The clouds were still there when I reached the floor of the strath. A night in the mist didn’t appeal. I decided to camp down here and go up Bynack More in the morning if clear. If not, I’d walk up the strath to The Saddle, the col between A’Choinneach and Cairn Gorm and then across the north ridge of the latter and back down to Coire na Ciste.

Another view of camp

The night was quiet and peaceful, other than a helicopter passing low overhead late in the evening. (I learnt later that there’d been a search for a missing walker not far away – they were found ok). I woke a few times and looked out. Once there were a few stars. Otherwise the sky remained overcast. As it was at dawn. I didn’t hurry over breakfast, hoping it would clear. It didn’t. I’d go up to The Saddle. Just briefly the sun shone on Stac na h-Iolaire then it was gone.
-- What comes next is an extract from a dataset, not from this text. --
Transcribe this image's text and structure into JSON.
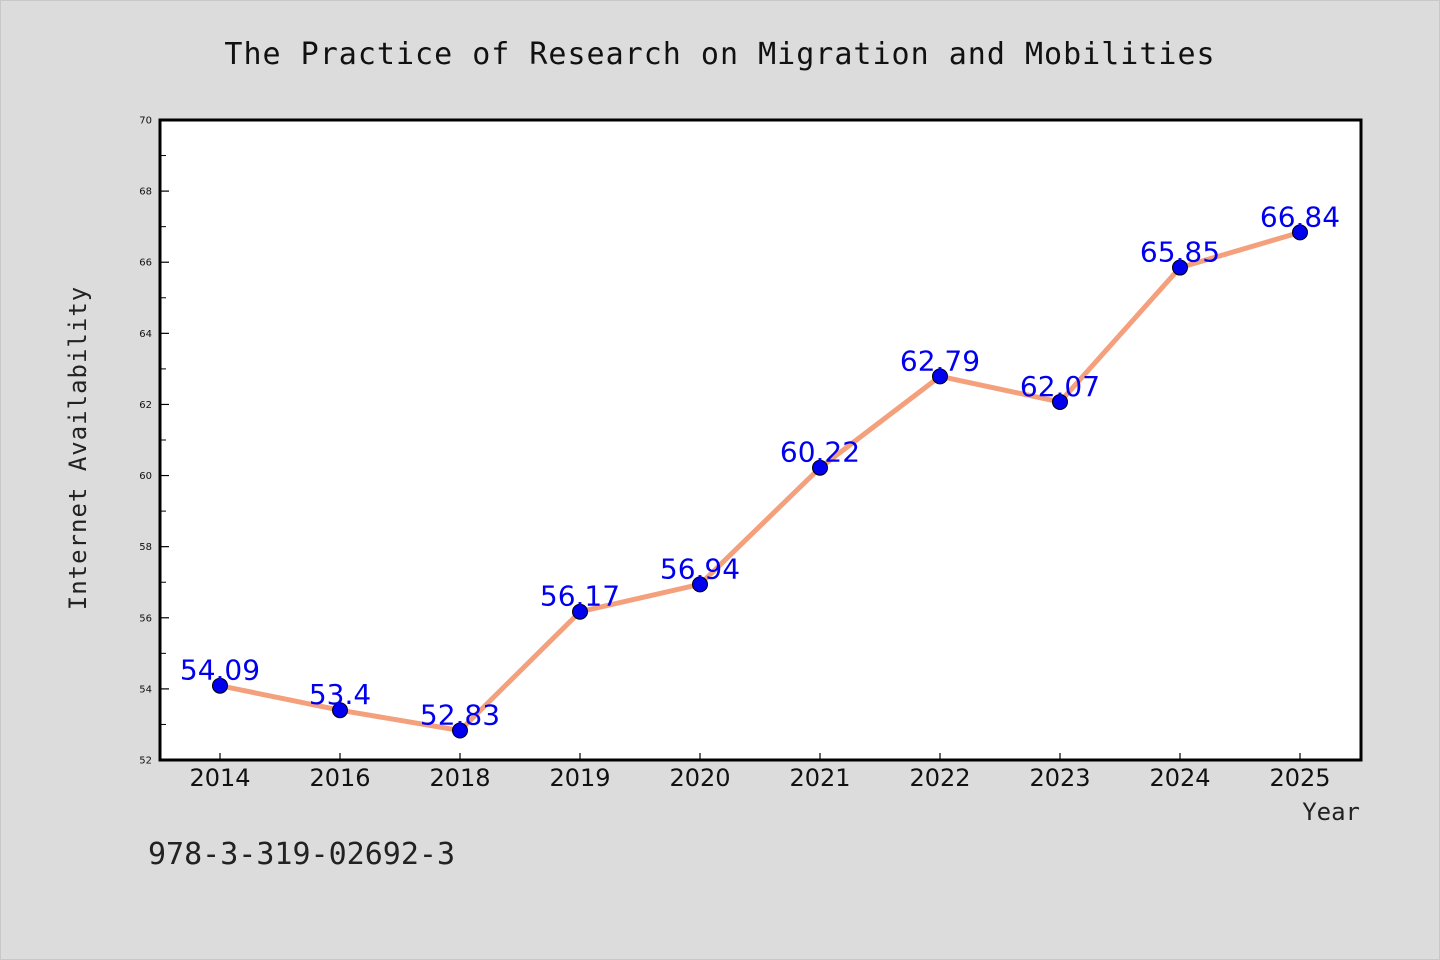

A brief burst of sunshine on Stac na h-Iolaire

I was camped about half way along the strath, at the point where it begins to narrow and the steep slopes either side start to close in. (Strath is a misnomer – it means a wide valley and Strath Nethy is anything but that). It was about four kilometres to The Saddle, where I knew the views would be good if it was clear. I didn’t expect to enjoy the walk there.
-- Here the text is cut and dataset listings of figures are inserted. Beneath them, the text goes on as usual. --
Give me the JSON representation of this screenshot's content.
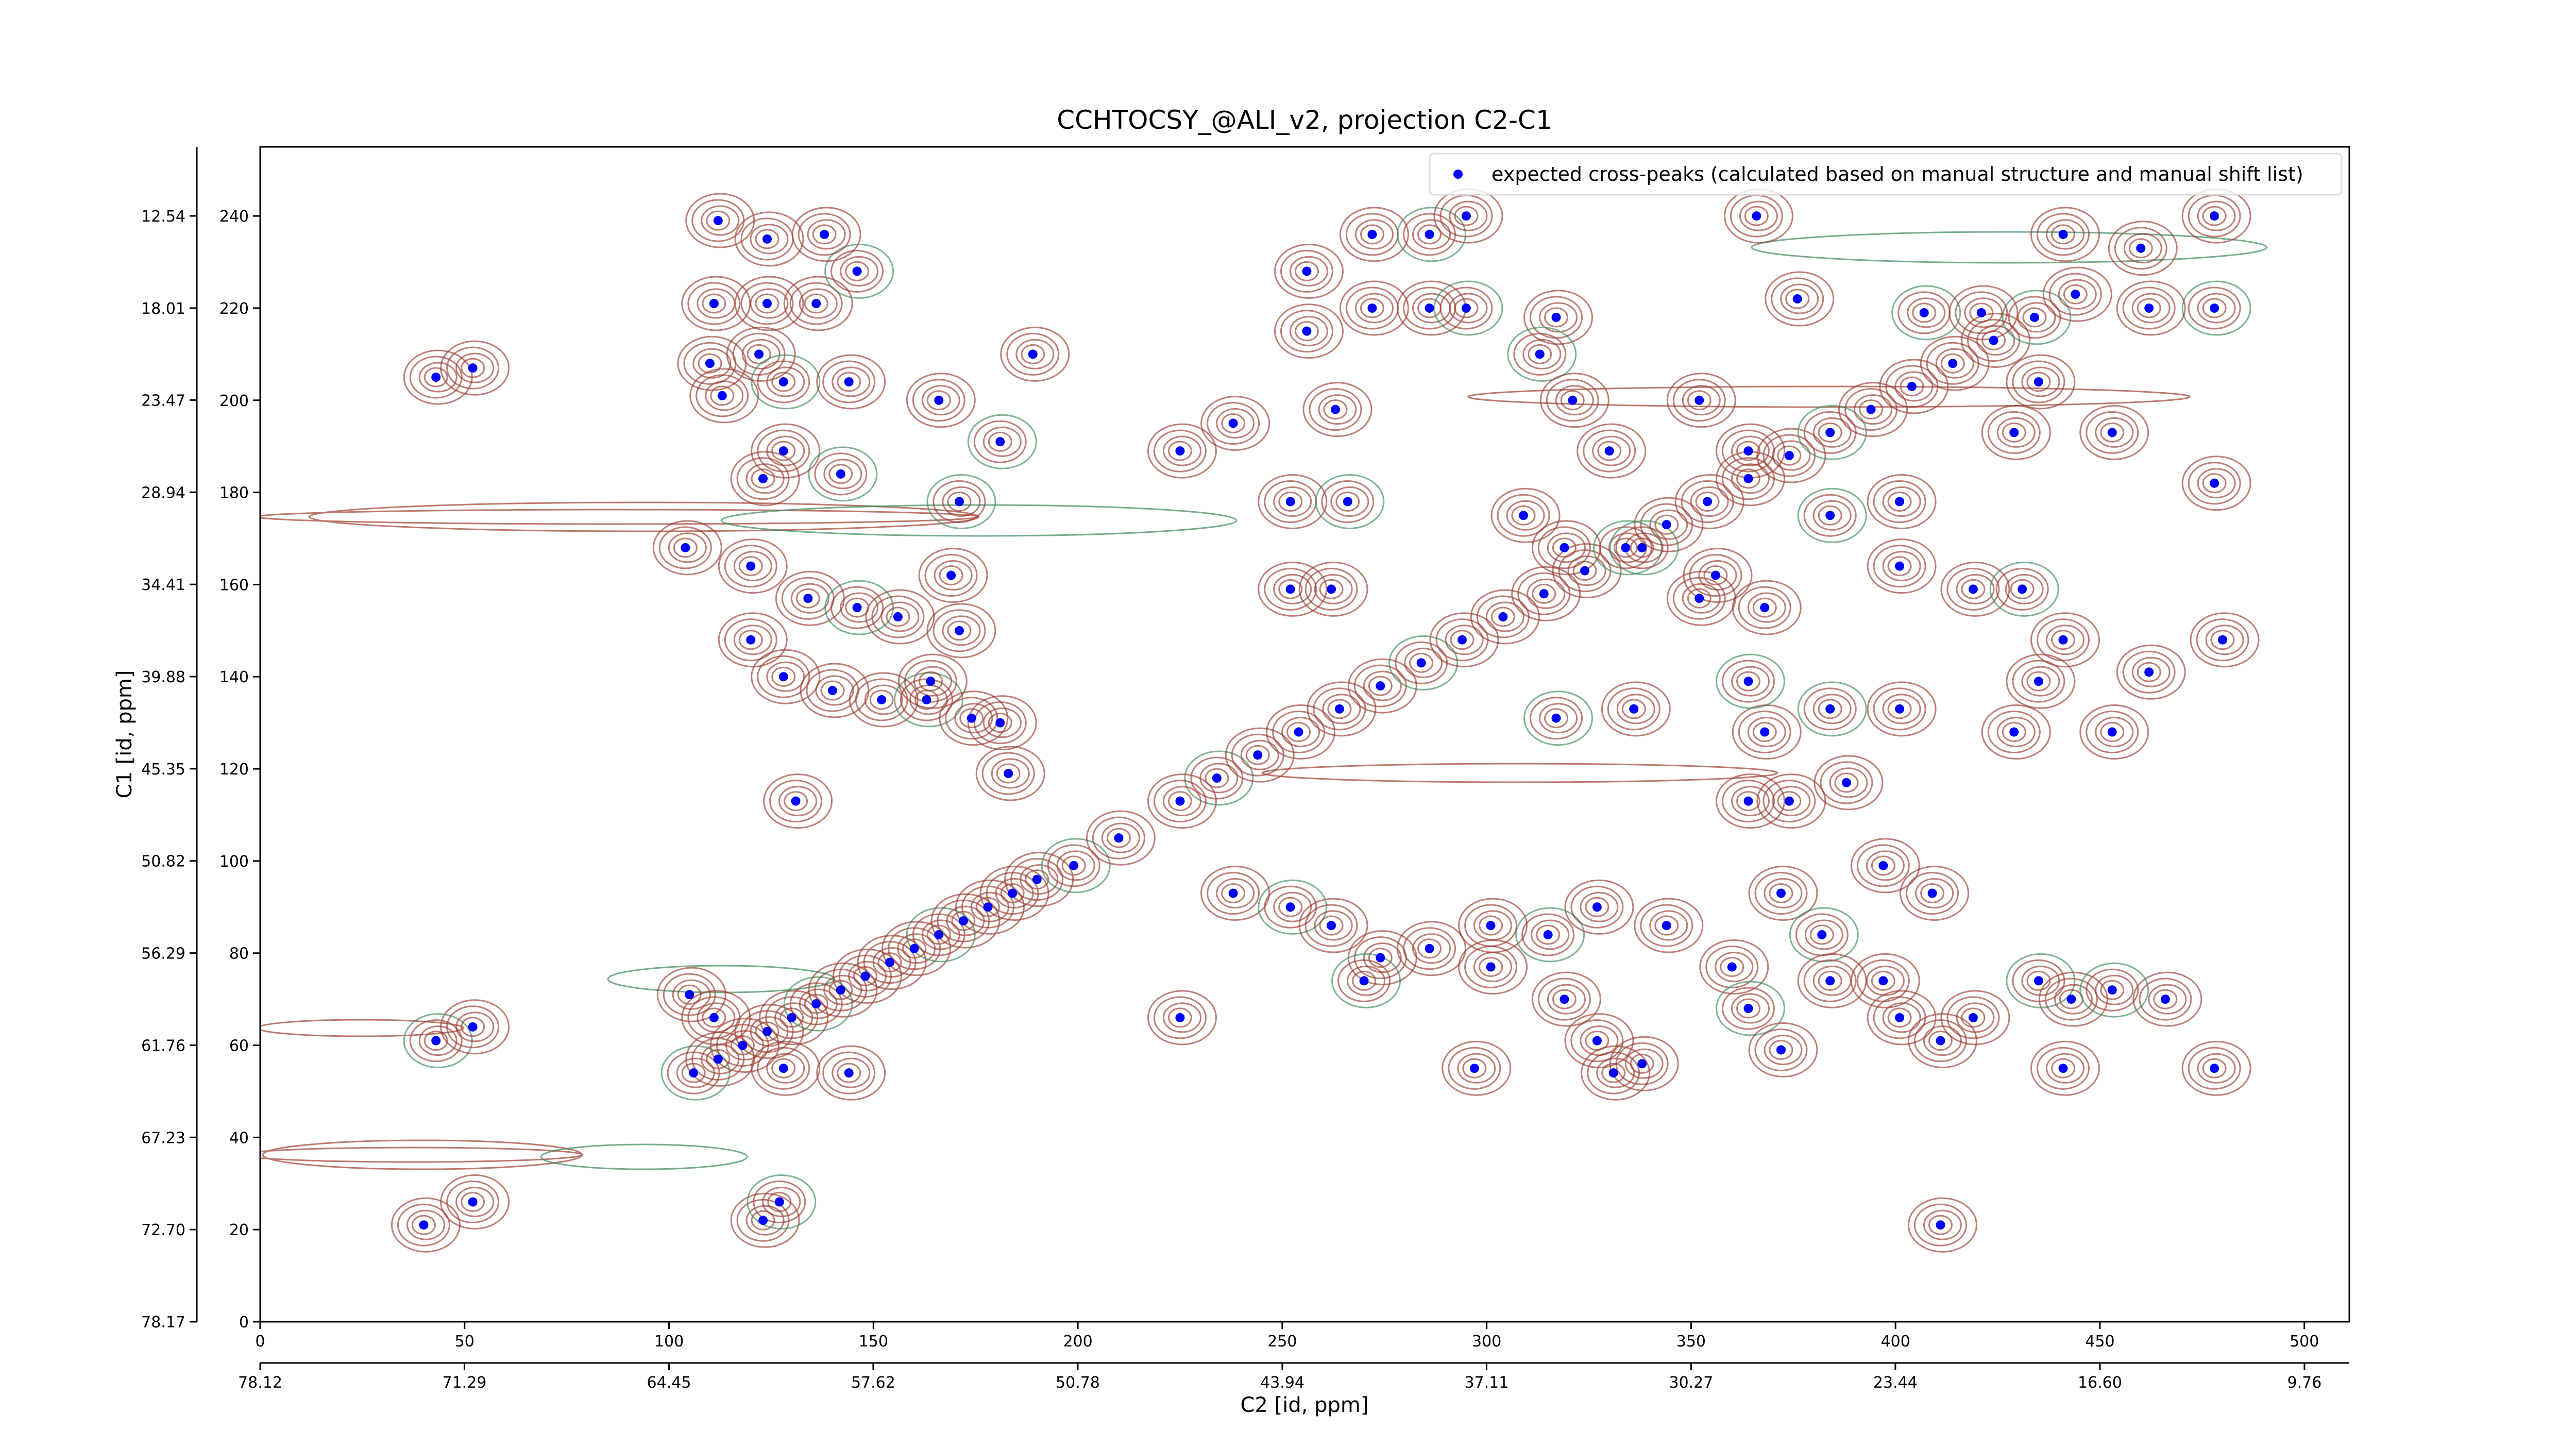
{
  "chart_data": {
    "type": "scatter",
    "title": "CCHTOCSY_@ALI_v2, projection C2-C1",
    "x_label": "C2 [id, ppm]",
    "y_label": "C1 [id, ppm]",
    "xlim": [
      0,
      511
    ],
    "ylim": [
      0,
      255
    ],
    "xticks": [
      0,
      50,
      100,
      150,
      200,
      250,
      300,
      350,
      400,
      450,
      500
    ],
    "yticks": [
      0,
      20,
      40,
      60,
      80,
      100,
      120,
      140,
      160,
      180,
      200,
      220,
      240
    ],
    "x2lim": [
      78.12,
      8.26
    ],
    "x2ticks": [
      78.12,
      71.29,
      64.45,
      57.62,
      50.78,
      43.94,
      37.11,
      30.27,
      23.44,
      {
        "value": 16.6,
        "label": "16.60"
      },
      9.76
    ],
    "y2lim": [
      78.17,
      8.44
    ],
    "y2ticks": [
      78.17,
      {
        "value": 72.7,
        "label": "72.70"
      },
      67.23,
      61.76,
      56.29,
      50.82,
      45.35,
      39.88,
      34.41,
      28.94,
      23.47,
      18.01,
      12.54
    ],
    "legend": "upper right",
    "series": [
      {
        "name": "expected cross-peaks (calculated based on manual structure and manual shift list)",
        "color": "#0000ff",
        "x": [
          106,
          112,
          118,
          124,
          130,
          136,
          142,
          148,
          154,
          160,
          166,
          172,
          178,
          184,
          190,
          234,
          244,
          254,
          264,
          274,
          284,
          294,
          304,
          314,
          324,
          334,
          344,
          354,
          364,
          374,
          384,
          394,
          404,
          414,
          424,
          434,
          444,
          110,
          113,
          122,
          128,
          144,
          111,
          124,
          136,
          146,
          112,
          124,
          138,
          128,
          142,
          123,
          104,
          120,
          134,
          146,
          120,
          128,
          140,
          152,
          163,
          181,
          183,
          131,
          166,
          171,
          169,
          171,
          164,
          174,
          181,
          189,
          156,
          43,
          52,
          43,
          52,
          40,
          52,
          123,
          127,
          105,
          111,
          128,
          144,
          199,
          210,
          225,
          225,
          272,
          286,
          295,
          256,
          272,
          286,
          295,
          317,
          256,
          263,
          252,
          266,
          252,
          262,
          225,
          238,
          313,
          321,
          330,
          309,
          319,
          338,
          352,
          364,
          366,
          376,
          407,
          421,
          441,
          460,
          478,
          478,
          462,
          401,
          419,
          401,
          384,
          453,
          478,
          429,
          435,
          431,
          441,
          435,
          462,
          480,
          384,
          401,
          368,
          429,
          453,
          364,
          388,
          374,
          364,
          336,
          317,
          356,
          368,
          352,
          238,
          252,
          262,
          274,
          286,
          301,
          315,
          327,
          344,
          360,
          372,
          382,
          397,
          409,
          384,
          397,
          270,
          301,
          319,
          327,
          338,
          364,
          372,
          401,
          411,
          419,
          435,
          443,
          441,
          466,
          478,
          453,
          411,
          331,
          297
        ],
        "y": [
          54,
          57,
          60,
          63,
          66,
          69,
          72,
          75,
          78,
          81,
          84,
          87,
          90,
          93,
          96,
          118,
          123,
          128,
          133,
          138,
          143,
          148,
          153,
          158,
          163,
          168,
          173,
          178,
          183,
          188,
          193,
          198,
          203,
          208,
          213,
          218,
          223,
          208,
          201,
          210,
          204,
          204,
          221,
          221,
          221,
          228,
          239,
          235,
          236,
          189,
          184,
          183,
          168,
          164,
          157,
          155,
          148,
          140,
          137,
          135,
          135,
          130,
          119,
          113,
          200,
          178,
          162,
          150,
          139,
          131,
          191,
          210,
          153,
          205,
          207,
          61,
          64,
          21,
          26,
          22,
          26,
          71,
          66,
          55,
          54,
          99,
          105,
          113,
          66,
          236,
          236,
          240,
          228,
          220,
          220,
          220,
          218,
          215,
          198,
          178,
          178,
          159,
          159,
          189,
          195,
          210,
          200,
          189,
          175,
          168,
          168,
          200,
          189,
          240,
          222,
          219,
          219,
          236,
          233,
          240,
          220,
          220,
          164,
          159,
          178,
          175,
          193,
          182,
          193,
          204,
          159,
          148,
          139,
          141,
          148,
          133,
          133,
          128,
          128,
          128,
          139,
          117,
          113,
          113,
          133,
          131,
          162,
          155,
          157,
          93,
          90,
          86,
          79,
          81,
          86,
          84,
          90,
          86,
          77,
          93,
          84,
          99,
          93,
          74,
          74,
          74,
          77,
          70,
          61,
          56,
          68,
          59,
          66,
          61,
          66,
          74,
          70,
          55,
          70,
          55,
          72,
          21,
          54,
          55
        ]
      }
    ]
  }
}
Looking up to the north ridge of Cairn Gorm

The path was as rough, boggy, and awkward as I remembered it but how had I forgotten the rugged landscape all around, how had I forgotten that it would look different down here than from high above? Down here I was immersed in it and it was wonderful. This upper part of the strath is a complex mass of boulders and bogs, with the Garbh Allt – the rough stream - rushing through it. High above rock towers and pinnacles line the edge of the north ridge of Cairn Gorm. This is a joy to walk through, a rugged gateway into the mountains. Why did I not remember? I must have had an awful day here sometime in the distant past!

Strath Nethy

The path climbed gently but steadily. Near the top it feels as though you are almost in the mountain, hemmed in by steep slopes on either side. Ahead is a rocky peak with a small flat top. Then The Saddle is reached and the world opens up. Below me long Loch Avon stretched out to the great rock peaks round its head. This one of the grandest views in the Cairngorms and I now think Strath Nethy is the best way to reach it, so it appears suddenly as you emerge from the narrow closed-in valley. 
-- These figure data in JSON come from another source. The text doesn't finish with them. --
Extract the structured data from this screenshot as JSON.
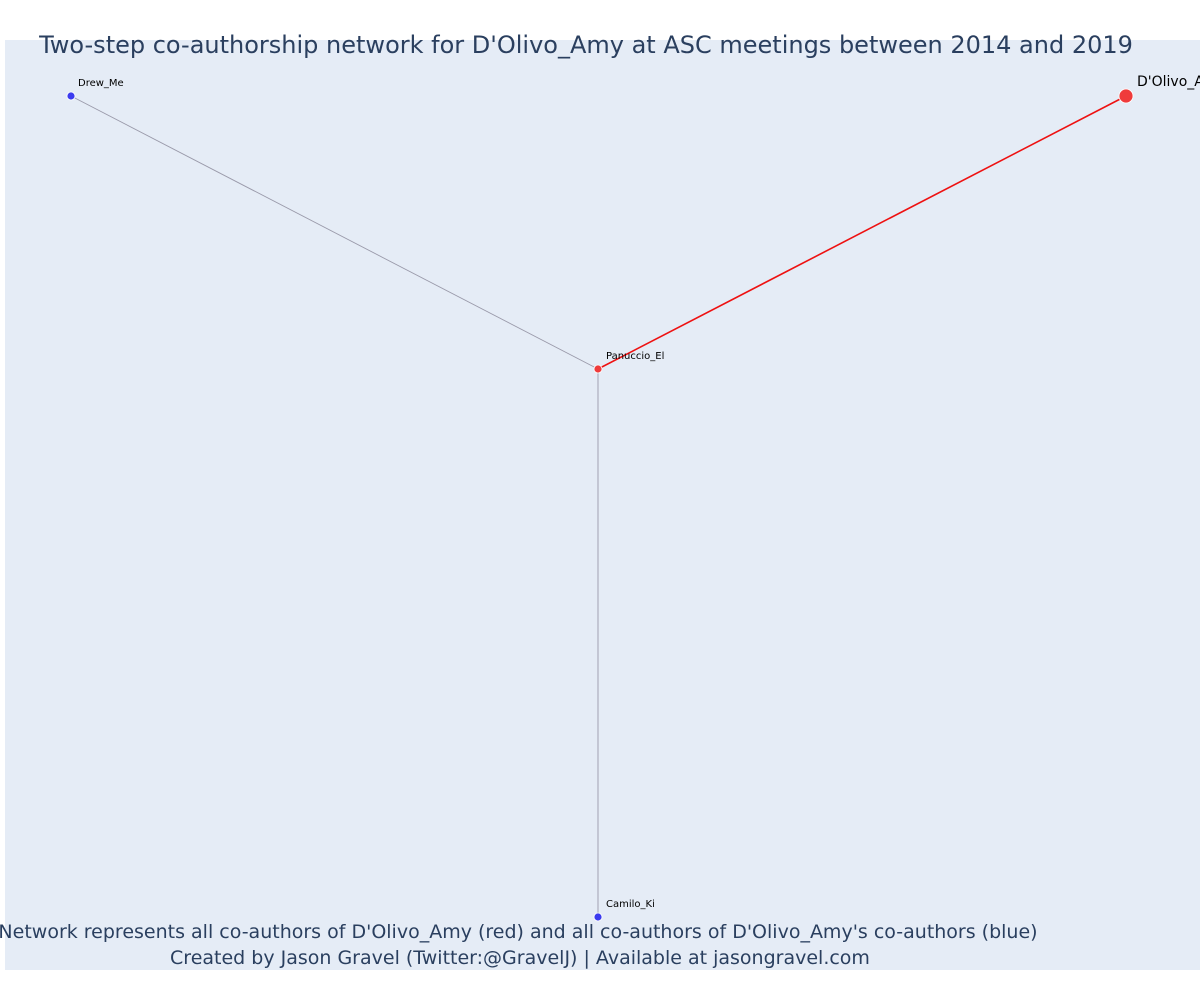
{
  "title": "Two-step co-authorship network for D'Olivo_Amy at ASC meetings between 2014 and 2019",
  "caption": {
    "line1": "Network represents all co-authors of D'Olivo_Amy (red) and all co-authors of D'Olivo_Amy's co-authors (blue)",
    "line2": "Created by Jason Gravel (Twitter:@GravelJ) | Available at jasongravel.com"
  },
  "colors": {
    "plot_bg": "#e5ecf6",
    "focal": "#ef3b3b",
    "coauthor": "#ef3b3b",
    "second_step": "#3b3bef",
    "edge_focal": "#ee1111",
    "edge_other": "#9a9aaa"
  },
  "chart_data": {
    "type": "network",
    "nodes": [
      {
        "id": "D'Olivo_Amy",
        "label": "D'Olivo_Amy",
        "group": "focal"
      },
      {
        "id": "Panuccio_El",
        "label": "Panuccio_El",
        "group": "coauthor"
      },
      {
        "id": "Drew_Me",
        "label": "Drew_Me",
        "group": "second_step"
      },
      {
        "id": "Camilo_Ki",
        "label": "Camilo_Ki",
        "group": "second_step"
      }
    ],
    "edges": [
      {
        "source": "D'Olivo_Amy",
        "target": "Panuccio_El",
        "type": "focal"
      },
      {
        "source": "Panuccio_El",
        "target": "Drew_Me",
        "type": "other"
      },
      {
        "source": "Panuccio_El",
        "target": "Camilo_Ki",
        "type": "other"
      }
    ]
  }
}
Loch Avon &, from the left, Stacan Dubha, Craig Etchachan, & the Shelter Stone Crag

The peak that appeared to lie at the head of the strath was now revealed as Stacan Dubha, a subsidiary summit of Beinn Mheadhoin on the far side of Loch Avon.

Another brief touch of sunshine, this time on Cnap Coire na Spreidhe

From The Saddle a rough path angles up the steep eastern slopes of Cairn Gorm to the bowl of Ciste Mhearad. As I headed up sunshine caught the top of Cnap Coire na Spreidhe, encouraging me on. It didn’t last and I emerged from Ciste Mhearad in thick mist. Having found Strath Nethy to be the opposite of my expectations I was content though. I felt I’d discovered a new part of the Cairngorms.